In diesem „Djurab“ genannten Teil der Sahara im Norden des Tschad wurden 2001 die Fossilien eines Vorfahren der Vormenschen entdeckt.

© MPFT/Palevoprim/CNRS – Université de Poitiers

Aus den Hauptachsen des Oberschenkelknochens schließt die Gruppe, dass der Nacken dieses Wesens ähnlich wie beim Menschen und bei Australopithecus nach vorne geneigt war. Die Ansatzstellen der Muskeln am Oberschenkel entsprechen Orrorin tugenensis, sowie später lebenden Vor- und Frühmenschen, die auf zwei Beinen gingen.

Eine detaillierte Analyse der Dicke der sehr kompakten und stabilen Knochenwände um das Knochenmark des Oberschenkels zeigt ebenfalls deutliche Ähnlichkeiten mit den gleichen Knochen von modernen Menschen, unterscheidet sich aber klar von den Oberschenkelknochen vorn Schimpansen, Gorillas und Orang-Utans. Das Team ist daher überzeugt, dass Sahelanthropus tchadensis ein Zweibeiner war. Aus den Proportionen des Knochens schätzen sie sein Gewicht grob auf 43 bis 49 Kilogramm.
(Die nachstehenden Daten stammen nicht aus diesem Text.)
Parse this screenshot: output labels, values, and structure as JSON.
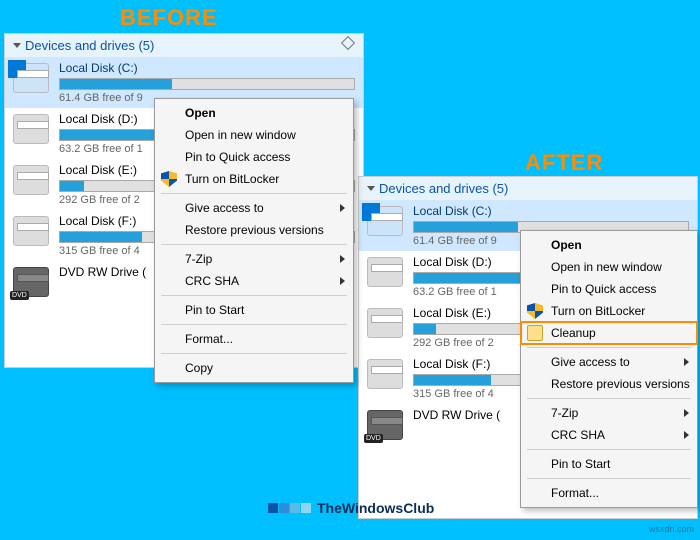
{
  "labels": {
    "before": "BEFORE",
    "after": "AFTER"
  },
  "watermark": "wsxdn.com",
  "branding": "TheWindowsClub",
  "header": "Devices and drives (5)",
  "drives": [
    {
      "name": "Local Disk (C:)",
      "free_before": "61.4 GB free of 9",
      "free_after": "61.4 GB free of 9",
      "fill": 38,
      "selected": true,
      "type": "os"
    },
    {
      "name": "Local Disk (D:)",
      "free_before": "63.2 GB free of 1",
      "free_after": "63.2 GB free of 1",
      "fill": 40,
      "type": "hdd"
    },
    {
      "name": "Local Disk (E:)",
      "free_before": "292 GB free of 2",
      "free_after": "292 GB free of 2",
      "fill": 8,
      "type": "hdd"
    },
    {
      "name": "Local Disk (F:)",
      "free_before": "315 GB free of 4",
      "free_after": "315 GB free of 4",
      "fill": 28,
      "type": "hdd"
    },
    {
      "name": "DVD RW Drive (",
      "name_after": "DVD RW Drive (",
      "type": "dvd"
    }
  ],
  "menu_before": [
    {
      "label": "Open",
      "bold": true
    },
    {
      "label": "Open in new window"
    },
    {
      "label": "Pin to Quick access"
    },
    {
      "label": "Turn on BitLocker",
      "icon": "shield"
    },
    {
      "sep": true
    },
    {
      "label": "Give access to",
      "submenu": true
    },
    {
      "label": "Restore previous versions"
    },
    {
      "sep": true
    },
    {
      "label": "7-Zip",
      "submenu": true
    },
    {
      "label": "CRC SHA",
      "submenu": true
    },
    {
      "sep": true
    },
    {
      "label": "Pin to Start"
    },
    {
      "sep": true
    },
    {
      "label": "Format..."
    },
    {
      "sep": true
    },
    {
      "label": "Copy"
    }
  ],
  "menu_after": [
    {
      "label": "Open",
      "bold": true
    },
    {
      "label": "Open in new window"
    },
    {
      "label": "Pin to Quick access"
    },
    {
      "label": "Turn on BitLocker",
      "icon": "shield"
    },
    {
      "label": "Cleanup",
      "icon": "disk",
      "highlight": true
    },
    {
      "sep": true
    },
    {
      "label": "Give access to",
      "submenu": true
    },
    {
      "label": "Restore previous versions"
    },
    {
      "sep": true
    },
    {
      "label": "7-Zip",
      "submenu": true
    },
    {
      "label": "CRC SHA",
      "submenu": true
    },
    {
      "sep": true
    },
    {
      "label": "Pin to Start"
    },
    {
      "sep": true
    },
    {
      "label": "Format..."
    }
  ]
}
Ähnlich schwer sind heutige Schimpansen und auch Vormenschen wie Australopithecus und Orrorin tugenensis.

Zusätzlich hat die Gruppe die rechte und linke Elle untersucht, die vermutlich vom selben Individuum stammen. Diese Knochen des Unterarms passen gut zu einem Wesen, das vorsichtig durch das Geäst klettert, aber nicht zu einem Menschenaffen, der auf allen Vieren über den Boden läuft.

Neue Fortbewegungsart im neuen Lebensraum

Der aufrechte Gang hat sich demnach schon vor rund sieben Millionen Jahren und damit sehr früh auf dem Weg zum Menschen und bald nach der Trennung von der Schimpansen-Linie entwickelt.

„An diesem Alter gibt es kaum Zweifel“, erklärt Friedemann Schrenk. Es passe zu den starken Veränderungen der Umwelt im damaligen Afrika. „In dieser Zeit kühlte sich das Erdklima ab“, sagt der Senckenberg-Forscher. Tropische Regenwälder schwanden und gleichzeitig öffnete sich der Grabenbruch im östlichen Afrika und veränderte die Niederschläge enorm. „Erstmals entstanden in Afrika Savannen, die zunächst eher Buschland mit Gras am Boden waren“, beschreibt Schrenk den damaligen Wandel der Ökosysteme.

Sahelanthropus tchadensis lebte vor sieben Millionen Jahren in einer solchen Landschaft mit Savannen und Wäldern am Ufersaum eines Sees am Rande einer Wüste. Die Wiege der Vormenschen stand also wohl auf Gras unter den Kronen locker stehender Bäume.